Truth be told, though, the trots come at different points and distances for all runners. Personally? The 8-mile mark seems to be where disaster strikes for me as a runner.
According to Dr. Schnoll-Sussman, between 20-50% of all runners experience some gastro distress during a 10K race. The runner’s trot encompasses everything from nausea and painful cramping to gas and diarrhea. The urgent need to poop usually follows, which can be experienced during or after the race.
Advice Specific To Runners
Carry Toilet Paper
Yup. You read that correctly. You never know when an emergency might strike, so you best be prepared. There are many types of running belts to help you carry items you might need in event of a “crappy run.”
When exercising for long periods of time, you need to take in hydration long before you feel thirsty. This often means carrying your own hydration for long runs. These come in many different forms, such as a backpack hydration packs, hydration vest, hand-held water bottle, and hydration belt.
Fuel That Agrees With Your Stomach
When choosing your fuel for the long run, it is good to go with items that are easy on your stomach. The only way to determine if a product works for you is trial and error. I am fond of Honey Stinger Waffles, which are made from real ingredients. When marathon training, I also found success with Clif bars.
It is important to remember that fuel is not a one size fits all.
Know Your Routes
A common consensus among runners with IBS is to know your route, and to plan to run near restrooms around your “witching hour.” When marathon training that one and only time I got bit by the marathon bug, I ran an 8-mile loop then ran in a 3-mile loop “through town” so I was always near a restroom. When I shared that with a friend she exclaimed, “How boring!”
It may be boring but it beats crapping your pants!
Over-the-counter Anti-diarrhea Medication for Long Runs
Although physicians will tell you not to use any type of anti-diarrhea medication on a consistent basis, any runner will tell you that, if you suffer from IBS, using one of these for a long run and/or race can be life-saving.
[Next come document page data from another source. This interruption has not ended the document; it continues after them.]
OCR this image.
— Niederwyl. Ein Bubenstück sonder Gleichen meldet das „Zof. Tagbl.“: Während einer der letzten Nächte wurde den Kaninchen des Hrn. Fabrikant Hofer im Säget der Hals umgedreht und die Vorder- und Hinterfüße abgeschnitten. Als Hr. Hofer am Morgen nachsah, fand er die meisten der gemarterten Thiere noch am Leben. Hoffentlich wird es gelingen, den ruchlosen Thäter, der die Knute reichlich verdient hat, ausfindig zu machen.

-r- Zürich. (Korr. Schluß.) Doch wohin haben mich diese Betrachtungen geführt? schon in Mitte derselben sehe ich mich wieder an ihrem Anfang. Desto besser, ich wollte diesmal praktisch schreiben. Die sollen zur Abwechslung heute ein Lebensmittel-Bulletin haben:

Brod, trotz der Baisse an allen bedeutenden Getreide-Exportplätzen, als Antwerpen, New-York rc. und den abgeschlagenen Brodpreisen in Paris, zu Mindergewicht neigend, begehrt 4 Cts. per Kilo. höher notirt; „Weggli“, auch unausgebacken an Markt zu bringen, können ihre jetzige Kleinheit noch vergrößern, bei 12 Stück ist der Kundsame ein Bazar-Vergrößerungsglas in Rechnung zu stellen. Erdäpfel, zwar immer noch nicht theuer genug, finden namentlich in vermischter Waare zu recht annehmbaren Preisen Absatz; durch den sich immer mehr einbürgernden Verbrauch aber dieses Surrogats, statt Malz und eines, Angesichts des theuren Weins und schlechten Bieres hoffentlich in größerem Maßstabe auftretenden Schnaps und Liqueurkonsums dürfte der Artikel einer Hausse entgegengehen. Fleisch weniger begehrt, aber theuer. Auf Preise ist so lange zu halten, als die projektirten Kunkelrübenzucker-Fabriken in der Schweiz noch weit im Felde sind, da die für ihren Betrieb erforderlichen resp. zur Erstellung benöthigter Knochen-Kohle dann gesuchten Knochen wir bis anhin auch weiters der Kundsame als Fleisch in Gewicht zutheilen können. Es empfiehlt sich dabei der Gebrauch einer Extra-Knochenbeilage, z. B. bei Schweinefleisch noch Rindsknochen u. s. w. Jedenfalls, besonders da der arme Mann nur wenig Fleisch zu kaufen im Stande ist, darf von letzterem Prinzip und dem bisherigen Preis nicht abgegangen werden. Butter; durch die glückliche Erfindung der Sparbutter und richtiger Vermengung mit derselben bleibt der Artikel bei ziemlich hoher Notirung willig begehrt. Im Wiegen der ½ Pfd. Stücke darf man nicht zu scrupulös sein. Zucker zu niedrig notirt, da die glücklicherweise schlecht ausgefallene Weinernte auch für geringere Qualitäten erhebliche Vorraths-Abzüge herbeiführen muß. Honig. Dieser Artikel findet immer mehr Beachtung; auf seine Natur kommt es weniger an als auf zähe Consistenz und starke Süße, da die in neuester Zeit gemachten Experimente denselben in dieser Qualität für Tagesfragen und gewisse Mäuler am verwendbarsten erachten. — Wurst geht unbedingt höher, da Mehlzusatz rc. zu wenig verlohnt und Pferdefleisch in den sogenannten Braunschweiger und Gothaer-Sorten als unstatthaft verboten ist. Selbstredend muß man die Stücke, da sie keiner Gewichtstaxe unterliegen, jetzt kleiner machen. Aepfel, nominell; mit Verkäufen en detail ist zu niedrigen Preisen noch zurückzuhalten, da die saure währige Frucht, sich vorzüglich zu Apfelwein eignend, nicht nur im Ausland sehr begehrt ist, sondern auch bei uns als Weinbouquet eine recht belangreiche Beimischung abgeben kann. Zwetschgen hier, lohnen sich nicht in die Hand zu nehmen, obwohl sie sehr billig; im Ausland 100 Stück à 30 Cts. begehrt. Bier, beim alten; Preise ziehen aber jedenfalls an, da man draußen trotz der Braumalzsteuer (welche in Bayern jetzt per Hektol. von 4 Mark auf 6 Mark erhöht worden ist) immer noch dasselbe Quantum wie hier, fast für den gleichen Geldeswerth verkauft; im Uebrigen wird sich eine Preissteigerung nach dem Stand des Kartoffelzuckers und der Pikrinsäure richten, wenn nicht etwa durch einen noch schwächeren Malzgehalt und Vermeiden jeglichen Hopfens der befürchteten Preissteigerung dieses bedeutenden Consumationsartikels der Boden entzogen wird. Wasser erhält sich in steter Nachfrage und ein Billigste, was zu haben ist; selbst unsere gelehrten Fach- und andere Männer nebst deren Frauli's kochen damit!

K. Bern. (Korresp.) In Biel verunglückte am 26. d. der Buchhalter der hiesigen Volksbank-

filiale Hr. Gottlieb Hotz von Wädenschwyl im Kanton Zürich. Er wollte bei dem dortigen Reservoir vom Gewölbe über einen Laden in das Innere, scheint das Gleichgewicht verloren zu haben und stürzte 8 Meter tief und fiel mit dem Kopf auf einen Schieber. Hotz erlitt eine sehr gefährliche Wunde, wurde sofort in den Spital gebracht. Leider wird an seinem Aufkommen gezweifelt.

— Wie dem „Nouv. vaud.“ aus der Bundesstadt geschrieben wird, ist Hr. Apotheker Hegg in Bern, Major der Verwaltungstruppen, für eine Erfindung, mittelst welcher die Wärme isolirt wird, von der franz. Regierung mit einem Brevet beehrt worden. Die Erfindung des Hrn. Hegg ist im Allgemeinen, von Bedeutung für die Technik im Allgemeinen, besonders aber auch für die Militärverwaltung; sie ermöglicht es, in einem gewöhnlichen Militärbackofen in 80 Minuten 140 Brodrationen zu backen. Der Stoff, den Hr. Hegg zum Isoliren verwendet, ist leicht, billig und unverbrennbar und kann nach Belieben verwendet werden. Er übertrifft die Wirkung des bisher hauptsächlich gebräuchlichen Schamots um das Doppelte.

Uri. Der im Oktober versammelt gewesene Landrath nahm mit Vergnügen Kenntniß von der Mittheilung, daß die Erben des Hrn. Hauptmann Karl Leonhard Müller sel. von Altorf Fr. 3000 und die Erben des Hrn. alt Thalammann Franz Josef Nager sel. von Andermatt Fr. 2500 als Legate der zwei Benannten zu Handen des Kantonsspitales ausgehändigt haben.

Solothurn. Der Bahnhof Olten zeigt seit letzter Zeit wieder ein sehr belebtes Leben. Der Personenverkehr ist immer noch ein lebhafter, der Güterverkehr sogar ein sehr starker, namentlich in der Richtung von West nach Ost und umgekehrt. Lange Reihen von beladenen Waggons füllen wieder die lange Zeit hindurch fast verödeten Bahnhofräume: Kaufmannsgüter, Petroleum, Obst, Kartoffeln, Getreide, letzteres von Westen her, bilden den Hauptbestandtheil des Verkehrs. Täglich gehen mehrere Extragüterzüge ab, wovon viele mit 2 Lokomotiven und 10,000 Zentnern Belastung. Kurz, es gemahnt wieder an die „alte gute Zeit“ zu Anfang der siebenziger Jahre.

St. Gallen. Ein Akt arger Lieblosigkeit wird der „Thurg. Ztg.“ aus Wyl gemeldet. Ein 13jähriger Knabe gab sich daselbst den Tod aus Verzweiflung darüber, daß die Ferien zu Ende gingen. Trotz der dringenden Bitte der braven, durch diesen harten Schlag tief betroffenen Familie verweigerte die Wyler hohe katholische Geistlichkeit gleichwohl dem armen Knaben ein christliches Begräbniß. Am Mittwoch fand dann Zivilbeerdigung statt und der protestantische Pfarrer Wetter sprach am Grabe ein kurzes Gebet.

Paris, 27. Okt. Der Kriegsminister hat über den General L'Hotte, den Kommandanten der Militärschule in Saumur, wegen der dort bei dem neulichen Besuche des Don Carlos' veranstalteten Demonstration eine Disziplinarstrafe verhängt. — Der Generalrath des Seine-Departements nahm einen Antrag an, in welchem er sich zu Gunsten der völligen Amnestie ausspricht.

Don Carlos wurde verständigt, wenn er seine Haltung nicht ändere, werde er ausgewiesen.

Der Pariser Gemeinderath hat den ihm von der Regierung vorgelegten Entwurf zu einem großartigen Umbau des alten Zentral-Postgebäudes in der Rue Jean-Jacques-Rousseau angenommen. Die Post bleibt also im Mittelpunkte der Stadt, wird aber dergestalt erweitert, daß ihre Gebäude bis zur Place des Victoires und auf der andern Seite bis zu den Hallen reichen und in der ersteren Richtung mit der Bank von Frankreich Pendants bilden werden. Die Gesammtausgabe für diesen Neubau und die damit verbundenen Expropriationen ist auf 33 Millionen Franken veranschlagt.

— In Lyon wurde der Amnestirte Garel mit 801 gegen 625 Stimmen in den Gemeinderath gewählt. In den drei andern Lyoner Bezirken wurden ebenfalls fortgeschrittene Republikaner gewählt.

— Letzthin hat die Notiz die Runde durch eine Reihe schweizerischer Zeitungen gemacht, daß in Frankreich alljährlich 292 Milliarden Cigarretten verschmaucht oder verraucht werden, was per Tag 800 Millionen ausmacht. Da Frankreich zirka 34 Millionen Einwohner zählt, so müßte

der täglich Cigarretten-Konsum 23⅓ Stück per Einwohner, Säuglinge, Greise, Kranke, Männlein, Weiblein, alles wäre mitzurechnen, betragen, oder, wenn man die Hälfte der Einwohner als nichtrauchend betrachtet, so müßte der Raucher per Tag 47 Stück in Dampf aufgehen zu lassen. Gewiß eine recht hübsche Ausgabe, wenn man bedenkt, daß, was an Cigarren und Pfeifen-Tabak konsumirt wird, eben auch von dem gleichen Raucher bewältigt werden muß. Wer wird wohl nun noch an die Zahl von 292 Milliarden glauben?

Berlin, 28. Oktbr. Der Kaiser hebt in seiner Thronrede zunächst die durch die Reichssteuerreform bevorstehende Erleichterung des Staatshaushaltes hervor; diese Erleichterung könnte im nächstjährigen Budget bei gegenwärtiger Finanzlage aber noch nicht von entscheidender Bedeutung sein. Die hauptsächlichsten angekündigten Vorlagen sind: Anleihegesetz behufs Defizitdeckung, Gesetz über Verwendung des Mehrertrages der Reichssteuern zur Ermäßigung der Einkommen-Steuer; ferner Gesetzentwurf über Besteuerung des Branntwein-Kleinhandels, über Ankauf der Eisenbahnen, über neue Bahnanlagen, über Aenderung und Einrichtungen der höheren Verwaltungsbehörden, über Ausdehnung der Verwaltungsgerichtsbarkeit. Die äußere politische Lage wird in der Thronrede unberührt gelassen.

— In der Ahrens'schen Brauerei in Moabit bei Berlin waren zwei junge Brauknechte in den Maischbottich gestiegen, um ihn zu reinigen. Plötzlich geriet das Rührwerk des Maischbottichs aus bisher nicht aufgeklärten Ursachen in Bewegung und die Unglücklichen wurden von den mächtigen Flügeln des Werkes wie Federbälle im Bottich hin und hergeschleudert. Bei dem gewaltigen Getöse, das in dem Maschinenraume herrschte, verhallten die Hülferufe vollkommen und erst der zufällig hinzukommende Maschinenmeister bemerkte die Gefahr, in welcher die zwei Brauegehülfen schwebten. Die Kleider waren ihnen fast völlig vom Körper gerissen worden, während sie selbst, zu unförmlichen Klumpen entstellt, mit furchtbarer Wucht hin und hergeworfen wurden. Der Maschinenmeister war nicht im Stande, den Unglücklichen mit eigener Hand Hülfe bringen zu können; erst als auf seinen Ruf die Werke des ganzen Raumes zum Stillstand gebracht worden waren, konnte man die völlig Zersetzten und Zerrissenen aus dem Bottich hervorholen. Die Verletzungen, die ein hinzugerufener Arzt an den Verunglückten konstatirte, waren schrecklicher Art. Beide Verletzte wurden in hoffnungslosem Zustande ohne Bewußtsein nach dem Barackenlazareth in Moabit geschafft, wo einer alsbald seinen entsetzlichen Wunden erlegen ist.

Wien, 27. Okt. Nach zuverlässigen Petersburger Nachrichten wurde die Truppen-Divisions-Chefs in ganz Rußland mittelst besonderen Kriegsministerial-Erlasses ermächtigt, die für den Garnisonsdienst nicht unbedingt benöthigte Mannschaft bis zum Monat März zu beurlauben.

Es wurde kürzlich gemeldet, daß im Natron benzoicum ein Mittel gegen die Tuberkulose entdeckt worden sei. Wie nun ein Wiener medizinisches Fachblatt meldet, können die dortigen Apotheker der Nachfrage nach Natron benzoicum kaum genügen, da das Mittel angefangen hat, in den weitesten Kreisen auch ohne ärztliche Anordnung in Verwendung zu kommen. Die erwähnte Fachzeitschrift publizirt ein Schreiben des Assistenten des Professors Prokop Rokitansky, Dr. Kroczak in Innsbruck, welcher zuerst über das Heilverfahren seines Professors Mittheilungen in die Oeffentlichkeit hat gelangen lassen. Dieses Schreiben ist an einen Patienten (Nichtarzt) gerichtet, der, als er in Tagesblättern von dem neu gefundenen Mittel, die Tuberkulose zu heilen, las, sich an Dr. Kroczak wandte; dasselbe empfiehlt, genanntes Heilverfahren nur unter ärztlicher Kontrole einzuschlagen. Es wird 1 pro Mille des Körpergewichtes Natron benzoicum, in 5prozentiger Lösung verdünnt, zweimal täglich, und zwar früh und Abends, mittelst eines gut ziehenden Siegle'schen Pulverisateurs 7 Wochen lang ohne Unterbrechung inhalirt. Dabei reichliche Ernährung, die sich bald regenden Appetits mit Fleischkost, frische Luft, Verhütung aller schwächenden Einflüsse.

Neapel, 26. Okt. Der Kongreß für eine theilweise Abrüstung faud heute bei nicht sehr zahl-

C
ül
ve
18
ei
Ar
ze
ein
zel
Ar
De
In my women’s online running group Sub-30 Club, most women who frequently experience IBS take a drug like Imodium at least a couple times a month during high mileage training.
The jury is still out on the daily probiotic as a cure for IBS, but many runners are in favor of this. Creating better “gut health” often helps with IBS symptoms by facilitating a more regular pooping schedule. Yes. I said pooping.
How Bad Does It Get?
If you’re asking yourself, “Is it really that big of a problem?” The answer is YES!
Have you ever heard of the one sock club? That’s what happens when you have to emergency poop in the woods and wipe with your sock.
One runner spoke about wiping with leaves, and quick googling “What does poison ivy look like?” on her phone before doing so.
I have had to cut more runs short than I care to admit. Also, when I head out for the long run I tell my husband to turn the volume up on his phone, just in case I need to be rescued. More than once he has had to come to save me.
As any spouse of a distance runner can tell you, it is common to ask, “How was your run?”
If I answer, “It was a shitty run,” my husband knows that does not mean I ran badly, it means something else entirely. Yes, the pun is intentional.